The Wars of Religion turned into a war of succession in 1584 with the death of Henry II’s last son, Francis, made it clear that the Valois dynasty would die out. The throne went to Henry IV, a Protestant and prince of Navarre. Henry’s first marriage in Paris in 1572 had sparked a backlash of Catholics angered by the rise of Protestant power, resulting in the St. Bartholomew’s Massacre in August 1582.

Henry IV brought a relative peace to France with the Edict of Nantes in 1598, in which he granted the Huguenots substantial rights in a nation where they had been officially considered schismatics and heretics.

  Henry had officially converted to Catholicism in 1593 in order to firmly establish his legal right to a throne of a Catholic country, but he espoused toleration, equality and universal civil rights.

Henry was murdered in 1610 by a Catholic radical, Francois Ravaillac, and was succeeded by his eight-year-old son, Louis XIII, under the regency of his mother, Marie de Medici, a cousin of Henry II’s Catherine.

“Henry IV remains important as a peacemaker ending the wars between Catholic and Protestant forces,” McCormack stressed. “Religion is still an issue in a more tolerant and peaceful world, which was considered by the French to have started with Henry.”

The deaths of earlier kings had resulted in only two funeral orations, McCormack found. His research on Henry IV showed 50 funeral orations given for the dead king, and all where published and widely distributed throughout France.

“There was a significant common sense of grief,” McCormack said.

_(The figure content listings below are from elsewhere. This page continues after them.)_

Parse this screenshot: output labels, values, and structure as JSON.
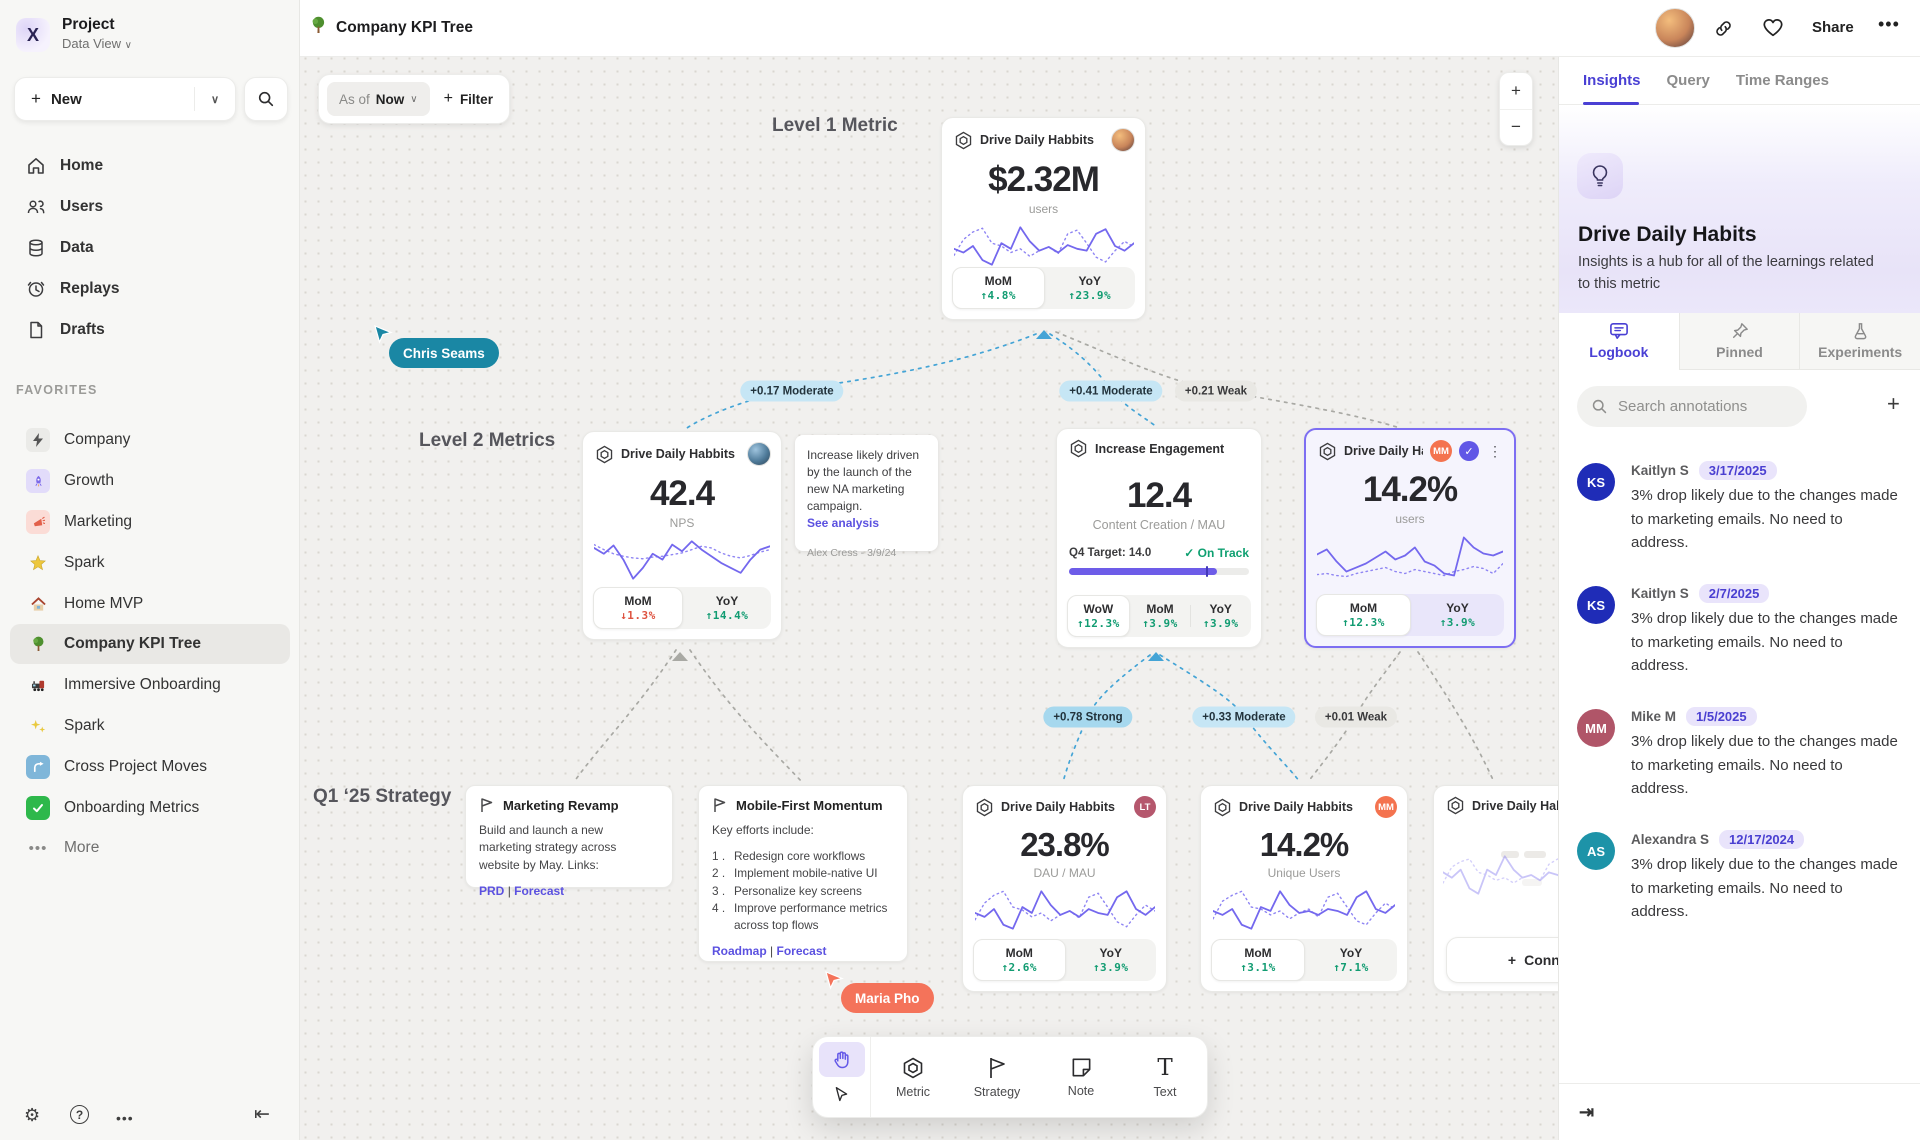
{
  "topbar": {
    "title": "Company KPI Tree",
    "share_label": "Share"
  },
  "sidebar": {
    "project_name": "Project",
    "project_view": "Data View",
    "new_label": "New",
    "nav": [
      {
        "label": "Home"
      },
      {
        "label": "Users"
      },
      {
        "label": "Data"
      },
      {
        "label": "Replays"
      },
      {
        "label": "Drafts"
      }
    ],
    "favorites_label": "FAVORITES",
    "favorites": [
      {
        "label": "Company"
      },
      {
        "label": "Growth"
      },
      {
        "label": "Marketing"
      },
      {
        "label": "Spark"
      },
      {
        "label": "Home MVP"
      },
      {
        "label": "Company KPI Tree"
      },
      {
        "label": "Immersive Onboarding"
      },
      {
        "label": "Spark"
      },
      {
        "label": "Cross Project Moves"
      },
      {
        "label": "Onboarding Metrics"
      }
    ],
    "more_label": "More"
  },
  "canvas": {
    "asof_label": "As of",
    "asof_value": "Now",
    "filter_label": "Filter",
    "zoom_in": "+",
    "zoom_out": "−",
    "section_labels": {
      "level1": "Level 1 Metric",
      "level2": "Level 2 Metrics",
      "strategy": "Q1 ‘25 Strategy"
    },
    "cursors": {
      "chris": "Chris Seams",
      "maria": "Maria Pho"
    },
    "correlations": [
      {
        "label": "+0.17 Moderate"
      },
      {
        "label": "+0.41 Moderate"
      },
      {
        "label": "+0.21 Weak"
      },
      {
        "label": "+0.78 Strong"
      },
      {
        "label": "+0.33 Moderate"
      },
      {
        "label": "+0.01 Weak"
      }
    ],
    "cards": {
      "level1": {
        "title": "Drive Daily Habbits",
        "value": "$2.32M",
        "unit": "users",
        "stats": [
          {
            "label": "MoM",
            "value": "↑4.8%"
          },
          {
            "label": "YoY",
            "value": "↑23.9%"
          }
        ],
        "spark": {
          "solid": [
            42,
            38,
            45,
            30,
            25,
            48,
            42,
            65,
            50,
            40,
            44,
            38,
            46,
            42,
            40,
            58,
            63,
            45,
            40,
            48
          ],
          "dotted": [
            35,
            52,
            60,
            64,
            48,
            45,
            38,
            42,
            34,
            40,
            44,
            37,
            58,
            62,
            48,
            33,
            28,
            40,
            50,
            44
          ]
        }
      },
      "l2_habits": {
        "title": "Drive Daily Habbits",
        "value": "42.4",
        "unit": "NPS",
        "stats": [
          {
            "label": "MoM",
            "value": "↓1.3%"
          },
          {
            "label": "YoY",
            "value": "↑14.4%"
          }
        ],
        "spark": {
          "solid": [
            62,
            55,
            65,
            48,
            25,
            38,
            55,
            48,
            66,
            58,
            70,
            60,
            52,
            44,
            38,
            32,
            48,
            60,
            64
          ],
          "dotted": [
            66,
            60,
            55,
            52,
            50,
            49,
            51,
            52,
            54,
            56,
            60,
            64,
            62,
            56,
            52,
            50,
            53,
            57,
            60
          ]
        }
      },
      "note": {
        "text": "Increase likely driven by the launch of the new NA marketing campaign.",
        "link": "See analysis",
        "author": "Alex Cress - 3/9/24"
      },
      "engagement": {
        "title": "Increase Engagement",
        "value": "12.4",
        "unit": "Content Creation / MAU",
        "target_label": "Q4 Target: 14.0",
        "status": "On Track",
        "progress": 82,
        "tick": 76,
        "stats": [
          {
            "label": "WoW",
            "value": "↑12.3%"
          },
          {
            "label": "MoM",
            "value": "↑3.9%"
          },
          {
            "label": "YoY",
            "value": "↑3.9%"
          }
        ]
      },
      "l2_selected": {
        "title": "Drive Daily Habb..",
        "badge": "MM",
        "value": "14.2%",
        "unit": "users",
        "stats": [
          {
            "label": "MoM",
            "value": "↑12.3%"
          },
          {
            "label": "YoY",
            "value": "↑3.9%"
          }
        ],
        "spark": {
          "solid": [
            55,
            60,
            48,
            38,
            42,
            46,
            52,
            58,
            50,
            54,
            62,
            48,
            44,
            36,
            34,
            72,
            62,
            56,
            54,
            58
          ],
          "dotted": [
            35,
            36,
            34,
            33,
            36,
            38,
            40,
            42,
            38,
            36,
            40,
            38,
            36,
            34,
            38,
            40,
            43,
            41,
            36,
            46
          ]
        }
      },
      "strat_marketing": {
        "title": "Marketing Revamp",
        "body": "Build and launch a new marketing strategy across website by May. Links:",
        "links": [
          "PRD",
          "Forecast"
        ]
      },
      "strat_mobile": {
        "title": "Mobile-First Momentum",
        "intro": "Key efforts include:",
        "items": [
          "Redesign core workflows",
          "Implement mobile-native UI",
          "Personalize key screens",
          "Improve performance metrics across top flows"
        ],
        "links": [
          "Roadmap",
          "Forecast"
        ]
      },
      "l3_dau": {
        "title": "Drive Daily Habbits",
        "badge": "LT",
        "value": "23.8%",
        "unit": "DAU / MAU",
        "stats": [
          {
            "label": "MoM",
            "value": "↑2.6%"
          },
          {
            "label": "YoY",
            "value": "↑3.9%"
          }
        ],
        "spark": {
          "solid": [
            40,
            36,
            44,
            28,
            24,
            46,
            40,
            62,
            48,
            38,
            42,
            36,
            44,
            40,
            38,
            56,
            62,
            44,
            38,
            46
          ],
          "dotted": [
            33,
            50,
            58,
            62,
            46,
            43,
            36,
            40,
            32,
            38,
            42,
            35,
            56,
            60,
            46,
            31,
            26,
            38,
            48,
            42
          ]
        }
      },
      "l3_unique": {
        "title": "Drive Daily Habbits",
        "badge": "MM",
        "value": "14.2%",
        "unit": "Unique Users",
        "stats": [
          {
            "label": "MoM",
            "value": "↑3.1%"
          },
          {
            "label": "YoY",
            "value": "↑7.1%"
          }
        ],
        "spark": {
          "solid": [
            44,
            40,
            46,
            30,
            26,
            48,
            44,
            64,
            50,
            42,
            44,
            40,
            46,
            44,
            40,
            58,
            64,
            46,
            42,
            50
          ],
          "dotted": [
            36,
            54,
            60,
            64,
            48,
            46,
            40,
            44,
            36,
            42,
            46,
            38,
            58,
            62,
            48,
            34,
            30,
            42,
            52,
            46
          ]
        }
      },
      "l3_partial": {
        "title": "Drive Daily Hab",
        "connect_label": "Connect",
        "spark": {
          "solid": [
            48,
            44,
            50,
            36,
            32,
            50,
            46,
            60,
            50,
            44,
            46,
            42,
            48,
            46,
            42,
            56,
            60,
            48
          ],
          "dotted": [
            40,
            52,
            56,
            58,
            48,
            46,
            42,
            44,
            40,
            44,
            46,
            42,
            54,
            58,
            48,
            38,
            36,
            44
          ]
        }
      }
    },
    "toolbar": {
      "tools": [
        {
          "label": "Metric"
        },
        {
          "label": "Strategy"
        },
        {
          "label": "Note"
        },
        {
          "label": "Text"
        }
      ]
    }
  },
  "right_panel": {
    "tabs": [
      {
        "label": "Insights"
      },
      {
        "label": "Query"
      },
      {
        "label": "Time Ranges"
      }
    ],
    "hero_title": "Drive Daily Habits",
    "hero_desc": "Insights is a hub for all of the learnings related to this metric",
    "subtabs": [
      {
        "label": "Logbook"
      },
      {
        "label": "Pinned"
      },
      {
        "label": "Experiments"
      }
    ],
    "search_placeholder": "Search annotations",
    "annotations": [
      {
        "initials": "KS",
        "name": "Kaitlyn S",
        "date": "3/17/2025",
        "text": "3% drop likely due to the changes made to marketing emails. No need to address.",
        "color": "#1f2cb7"
      },
      {
        "initials": "KS",
        "name": "Kaitlyn S",
        "date": "2/7/2025",
        "text": "3% drop likely due to the changes made to marketing emails. No need to address.",
        "color": "#1f2cb7"
      },
      {
        "initials": "MM",
        "name": "Mike M",
        "date": "1/5/2025",
        "text": "3% drop likely due to the changes made to marketing emails. No need to address.",
        "color": "#b05568"
      },
      {
        "initials": "AS",
        "name": "Alexandra S",
        "date": "12/17/2024",
        "text": "3% drop likely due to the changes made to marketing emails. No need to address.",
        "color": "#1d93a8"
      }
    ]
  },
  "colors": {
    "accent": "#5b4fd9",
    "green": "#129c72",
    "red": "#de5340",
    "badge_mm": "#f4734f",
    "badge_lt": "#b5576d",
    "cursor_chris": "#1a87a4",
    "cursor_maria": "#f4735a",
    "spark_solid": "#7468ee",
    "spark_dotted": "#8f85f3",
    "connector_blue": "#44a4d6",
    "connector_gray": "#a9a9a4"
  }
}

This was fueled by Henry’s mother, Marie de Medici, who made her mourning an event shared with the public. She had paintings make by court artist such as Peter Paul Rubens of herself in mourning clothing. Illustrations even emphasized the tears on her cheeks.

There were also plays written about the works of the late king, a feature borrowed from plays written about the Guise brothers after their murder 22 years before.

“The result was the ‘creation of an emotional community,’ to use a Barbara Rosenwein phrase," he stressed.

When Henry III had been stabbed to death in 1589, his assassin, Jacques Clement, was killed immediately by the king’s guards and retainers. His body was later mutilated, quartered and burned, but the impact of seeing the murderer suffer was lost.

In the case of the killer of Henry IV, Francois Ravaillac was 

condemned to a very public series of tortures and mutilations

before being torn to pieces by four horses. “Torture and death of the assassin was also important, McCormack said.